Health Benefits of Eating Oyster
There are plenty of reasons to eat oysters. They are low in calories, high in omega 3 fatty acids, and contain over 20 different vitamins and minerals.
Pacific oysters provide 0.69 grams of EPA and DHA per 100 gram serving (4). This is higher than other sources of shellfish, including clam, scallops, crabs, lobsters, and mussels.
Research shows that EPA and DHA are essential for retina function and normal development. It also helps regulate nerve transmission, blood pressure and clotting, body temperatures, hypersensitivity reactions, inflammation, immune responses and allergies. Finally, EPA and DHA assist with fluid balance and normal kidney function (5).
A 100-gram serving of raw, wild oysters provides the following (6):
- 39.3 mg of zinc
- 8.75 µg of vitamin B12
- 2.858 mg of copper
- 19.7 µg of selenium
- And many more vitamins and minerals!
Research shows that oysters also contain a unique antioxidant called 3,5-dihydroxy-4-methoxybenzyl alcohol (DHMBA) that has been shown to reduce obesity and insulin resistance in animal studies. It was also shown to support liver health (7, 8).
The Problem with Store-bought Oyster Sauce
Eating oyster sauce is not the same as eating raw, wild oysters. You’ll likely get some of the nutrients from the water that you boil your oysters in. But the sauce will not contain nearly as many health benefits as eating the real thing, if any.
Additionally, many oyster sauces are unhealthy because they contain added sugars, preservatives, such as MSG, thickening agents, and even added coloring. If you want the above-mentioned health benefits of eating oysters, then you’ll want to focus on eating them in whole form and bypass on the sugary sauce.
Is Oyster Sauce Keto-Friendly?
Oyster sauce is not a keto-friendly food because it contains too many ingredients that are not keto-approved, including added sugars, preservatives (like MSG), thickening agents (such as cornstarch), and even artificial coloring.
For example, the following is a list of ingredients found in a commonly sold oyster sauce in the United States: oyster extractives, water, wheat flour, sugar, salt, monosodium glutamate, modified cornstarch, and caramel coloring.
These ingredients increase the overall carb content of the sauce. In the end, even a small serving of one tablespoon of generic oyster sauce contains too many carbs, sugar, and empty calories for your diet.

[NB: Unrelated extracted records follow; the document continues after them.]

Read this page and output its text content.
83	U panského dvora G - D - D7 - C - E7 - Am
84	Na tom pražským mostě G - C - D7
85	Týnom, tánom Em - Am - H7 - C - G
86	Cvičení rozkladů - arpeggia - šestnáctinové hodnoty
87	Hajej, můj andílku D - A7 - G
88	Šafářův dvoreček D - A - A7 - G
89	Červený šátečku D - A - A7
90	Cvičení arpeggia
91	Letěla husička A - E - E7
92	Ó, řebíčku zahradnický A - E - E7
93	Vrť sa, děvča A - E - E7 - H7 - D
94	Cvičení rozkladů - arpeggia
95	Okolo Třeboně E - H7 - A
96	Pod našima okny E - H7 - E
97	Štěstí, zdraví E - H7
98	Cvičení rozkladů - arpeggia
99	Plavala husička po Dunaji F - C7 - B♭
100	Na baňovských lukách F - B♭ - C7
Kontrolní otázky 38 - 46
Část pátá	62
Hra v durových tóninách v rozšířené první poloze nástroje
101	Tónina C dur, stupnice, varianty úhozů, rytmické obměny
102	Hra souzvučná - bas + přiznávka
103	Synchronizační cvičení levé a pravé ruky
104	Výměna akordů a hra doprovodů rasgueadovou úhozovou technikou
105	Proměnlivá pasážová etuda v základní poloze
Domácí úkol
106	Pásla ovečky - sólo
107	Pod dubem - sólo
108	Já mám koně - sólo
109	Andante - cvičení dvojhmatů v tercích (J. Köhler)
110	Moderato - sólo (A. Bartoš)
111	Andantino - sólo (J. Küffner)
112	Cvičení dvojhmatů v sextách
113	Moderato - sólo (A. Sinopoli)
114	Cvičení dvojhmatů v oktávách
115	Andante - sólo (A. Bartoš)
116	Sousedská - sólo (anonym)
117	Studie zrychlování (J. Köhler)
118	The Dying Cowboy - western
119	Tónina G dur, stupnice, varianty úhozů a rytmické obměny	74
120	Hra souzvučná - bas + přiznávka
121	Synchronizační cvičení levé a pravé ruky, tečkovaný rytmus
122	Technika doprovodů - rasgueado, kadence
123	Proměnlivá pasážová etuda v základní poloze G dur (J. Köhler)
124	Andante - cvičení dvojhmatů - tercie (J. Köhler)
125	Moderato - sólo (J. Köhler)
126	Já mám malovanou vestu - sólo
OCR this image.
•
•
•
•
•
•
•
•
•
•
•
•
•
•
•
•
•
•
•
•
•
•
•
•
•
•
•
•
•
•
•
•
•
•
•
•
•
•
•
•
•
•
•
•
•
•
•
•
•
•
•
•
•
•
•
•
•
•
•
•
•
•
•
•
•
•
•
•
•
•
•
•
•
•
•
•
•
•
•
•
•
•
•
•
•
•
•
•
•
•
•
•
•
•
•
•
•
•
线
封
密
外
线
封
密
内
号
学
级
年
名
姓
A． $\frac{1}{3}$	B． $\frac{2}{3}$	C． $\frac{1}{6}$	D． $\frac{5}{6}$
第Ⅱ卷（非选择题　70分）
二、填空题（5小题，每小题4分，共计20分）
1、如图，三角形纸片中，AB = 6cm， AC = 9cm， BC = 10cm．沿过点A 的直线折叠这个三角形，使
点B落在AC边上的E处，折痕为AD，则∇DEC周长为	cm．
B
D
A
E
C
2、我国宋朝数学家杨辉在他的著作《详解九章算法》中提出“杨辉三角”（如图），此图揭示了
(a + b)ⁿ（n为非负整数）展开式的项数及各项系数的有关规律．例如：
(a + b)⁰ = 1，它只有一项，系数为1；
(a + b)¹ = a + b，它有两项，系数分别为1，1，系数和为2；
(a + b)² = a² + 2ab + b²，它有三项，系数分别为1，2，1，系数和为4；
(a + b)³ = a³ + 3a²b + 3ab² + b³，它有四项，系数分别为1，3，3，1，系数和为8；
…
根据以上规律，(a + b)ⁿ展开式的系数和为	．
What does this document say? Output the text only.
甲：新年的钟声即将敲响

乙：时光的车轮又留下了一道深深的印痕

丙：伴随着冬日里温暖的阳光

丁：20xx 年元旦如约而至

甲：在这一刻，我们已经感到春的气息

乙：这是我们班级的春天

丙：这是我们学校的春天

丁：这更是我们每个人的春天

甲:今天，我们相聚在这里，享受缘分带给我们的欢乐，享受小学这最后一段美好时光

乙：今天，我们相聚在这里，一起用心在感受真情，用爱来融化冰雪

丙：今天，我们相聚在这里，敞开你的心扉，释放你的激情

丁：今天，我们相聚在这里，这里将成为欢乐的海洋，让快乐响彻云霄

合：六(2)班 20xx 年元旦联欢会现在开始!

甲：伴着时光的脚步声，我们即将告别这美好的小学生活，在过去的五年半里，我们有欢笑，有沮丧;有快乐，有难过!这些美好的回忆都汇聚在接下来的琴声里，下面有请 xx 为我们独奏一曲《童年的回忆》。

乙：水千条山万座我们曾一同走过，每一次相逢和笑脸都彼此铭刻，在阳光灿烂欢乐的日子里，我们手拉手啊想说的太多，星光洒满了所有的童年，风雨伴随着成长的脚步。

A list of Oyster Sauce Alternatives
Luckily, there are plenty of ways to flavor your food without using a sugary sauce. Check out our list of low-carb oyster sauce alternatives. We’ve also made a list of oyster sauce replacements for people who are not on a keto or low-carb diet.
Disclaimer: The following alternatives are just to give you ideas of other sauces you can use in the place of oyster sauce. However, they are not one-to-one ratio and some of the suggestions might not work for certain meals and recipes.
Here are our top picks for keto-friendly oyster sauce substitutes:
Coconut aminos have a syrup-like consistency similar to oyster sauce. However, they are made from coconut sap. You can read about the health benefits of coconut aminos here.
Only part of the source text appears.